Um 13.15 Uhr sorgte Hendrik Thoma für eine volle Falstaff Lounge, der unter dem Titel «Österreichs Reifeprüfung» typische österreichische Weine in je zwei Reifegraden präsentierte. Nachdem Othmar Kiem bereits am Sonntag die Sortenreinen aus Sizilien vorgestellt hatte, waren am Montag die Blends an der Reihe, deren regionale Eigenheiten detailliert von Moderator Kiem beschrieben wurden.

Made in England
Nachdem sie den Tag bereits eingeleitet hatte, blieb Anne Krebiehl auch die Abschlussveranstaltung «Sparkling England», in der sie den Fokus auf die junge, aber bereits mit ihren Schaumweinen sehr erfolgreiche englische Weinindustrie legte.

Aber auch abseits des Falstaff-Standes gab es diesmal wieder prominente Begegnungen. Besuchte Falstaff Wein-Chefredakteur Deutschland Ulrich Sautter am Sonntag noch Julien de Beaumarchais und Camille Sereys de Rothschild zum Interview, so traf am Montag Falstaff Österreich Geschäftsführerin Elisabeth Kamper auf US-Botschafter John Emerson und seine Frau Kimberly Marteau Emerson.
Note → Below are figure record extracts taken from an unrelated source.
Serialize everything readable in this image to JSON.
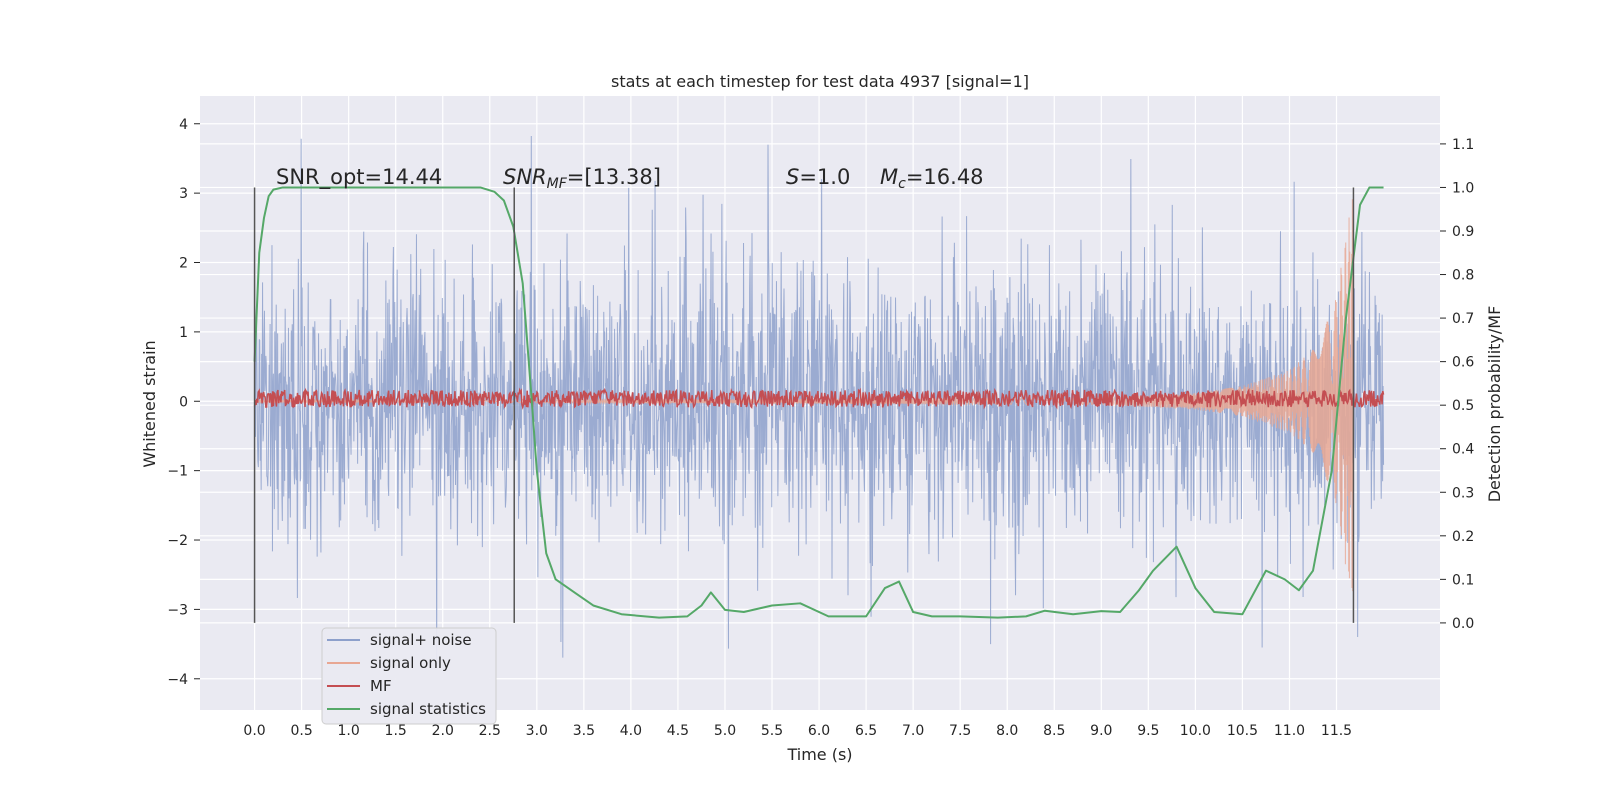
{
  "chart_data": {
    "type": "line",
    "title": "stats at each timestep for test data 4937 [signal=1]",
    "xlabel": "Time (s)",
    "ylabel": "Whitened strain",
    "y2label": "Detection probability/MF",
    "xlim": [
      -0.58,
      12.6
    ],
    "ylim": [
      -4.45,
      4.4
    ],
    "y2lim": [
      -0.2,
      1.21
    ],
    "xticks": [
      0.0,
      0.5,
      1.0,
      1.5,
      2.0,
      2.5,
      3.0,
      3.5,
      4.0,
      4.5,
      5.0,
      5.5,
      6.0,
      6.5,
      7.0,
      7.5,
      8.0,
      8.5,
      9.0,
      9.5,
      10.0,
      10.5,
      11.0,
      11.5
    ],
    "xtick_labels": [
      "0.0",
      "0.5",
      "1.0",
      "1.5",
      "2.0",
      "2.5",
      "3.0",
      "3.5",
      "4.0",
      "4.5",
      "5.0",
      "5.5",
      "6.0",
      "6.5",
      "7.0",
      "7.5",
      "8.0",
      "8.5",
      "9.0",
      "9.5",
      "10.0",
      "10.5",
      "11.0",
      "11.5"
    ],
    "yticks": [
      -4,
      -3,
      -2,
      -1,
      0,
      1,
      2,
      3,
      4
    ],
    "ytick_labels": [
      "−4",
      "−3",
      "−2",
      "−1",
      "0",
      "1",
      "2",
      "3",
      "4"
    ],
    "y2ticks": [
      0.0,
      0.1,
      0.2,
      0.3,
      0.4,
      0.5,
      0.6,
      0.7,
      0.8,
      0.9,
      1.0,
      1.1
    ],
    "y2tick_labels": [
      "0.0",
      "0.1",
      "0.2",
      "0.3",
      "0.4",
      "0.5",
      "0.6",
      "0.7",
      "0.8",
      "0.9",
      "1.0",
      "1.1"
    ],
    "grid": true,
    "legend_placement": "lower-left",
    "annotations": {
      "snr_opt": "SNR_opt=14.44",
      "snr_mf_label": "SNR",
      "snr_mf_sub": "MF",
      "snr_mf_value": "=[13.38]",
      "s_label": "S",
      "s_value": "=1.0",
      "mc_label": "M",
      "mc_sub": "c",
      "mc_value": "=16.48"
    },
    "vertical_markers": [
      0.0,
      2.76,
      11.68
    ],
    "series": [
      {
        "name": "signal+ noise",
        "color": "#8da0cb",
        "axis": "left",
        "x_range": [
          0.0,
          12.0
        ],
        "typical_amplitude": 1.8,
        "peak_amplitude": 4.0
      },
      {
        "name": "signal only",
        "color": "#e8a793",
        "axis": "left",
        "x_range": [
          0.0,
          11.68
        ],
        "envelope_x": [
          0.0,
          9.0,
          10.0,
          10.5,
          11.0,
          11.3,
          11.5,
          11.6,
          11.68
        ],
        "envelope_amplitude": [
          0.01,
          0.05,
          0.12,
          0.22,
          0.45,
          0.8,
          1.5,
          2.4,
          3.0
        ]
      },
      {
        "name": "MF",
        "color": "#c44e52",
        "axis": "right",
        "x_range": [
          0.0,
          12.0
        ],
        "mean": 0.515,
        "spread": 0.02
      },
      {
        "name": "signal statistics",
        "color": "#55a868",
        "axis": "right",
        "x": [
          0.0,
          0.05,
          0.1,
          0.15,
          0.2,
          0.3,
          0.5,
          1.0,
          2.0,
          2.4,
          2.55,
          2.65,
          2.75,
          2.85,
          2.95,
          3.0,
          3.1,
          3.2,
          3.4,
          3.6,
          3.9,
          4.3,
          4.6,
          4.75,
          4.85,
          5.0,
          5.2,
          5.5,
          5.8,
          6.1,
          6.5,
          6.7,
          6.85,
          7.0,
          7.2,
          7.5,
          7.9,
          8.2,
          8.4,
          8.7,
          9.0,
          9.2,
          9.4,
          9.55,
          9.8,
          10.0,
          10.2,
          10.5,
          10.75,
          10.95,
          11.1,
          11.25,
          11.45,
          11.6,
          11.75,
          11.85,
          12.0
        ],
        "y": [
          0.6,
          0.85,
          0.93,
          0.98,
          0.995,
          1.0,
          1.0,
          1.0,
          1.0,
          1.0,
          0.99,
          0.97,
          0.91,
          0.78,
          0.5,
          0.35,
          0.16,
          0.1,
          0.07,
          0.04,
          0.02,
          0.012,
          0.015,
          0.04,
          0.07,
          0.03,
          0.025,
          0.04,
          0.045,
          0.015,
          0.015,
          0.08,
          0.095,
          0.025,
          0.015,
          0.015,
          0.012,
          0.015,
          0.028,
          0.02,
          0.027,
          0.025,
          0.075,
          0.12,
          0.175,
          0.08,
          0.025,
          0.02,
          0.12,
          0.1,
          0.075,
          0.12,
          0.35,
          0.7,
          0.96,
          1.0,
          1.0
        ]
      }
    ]
  }
}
Wie schon der erste Tag klang auch der zweite Messetag beim »Fair-End-Beer« in der Falstaff-Lounge mit den erfrischenden Bierspezialitäten aus dem Hause Köstritzer aus.

Prickelndes Finale
Prickelnde Erkenntnisse versprach das Tasting am dritten Messetag mit Champagner-Botschafterin Gerhild Burkard. Die Kreideböden und das kühle Klima in der Champagne bringen besonders mineralische Weine hervor. Den begeisterten Besuchern wurden die neuesten Trends von kleineren, noch unbekannteren Häusern und Winzern nahegebracht.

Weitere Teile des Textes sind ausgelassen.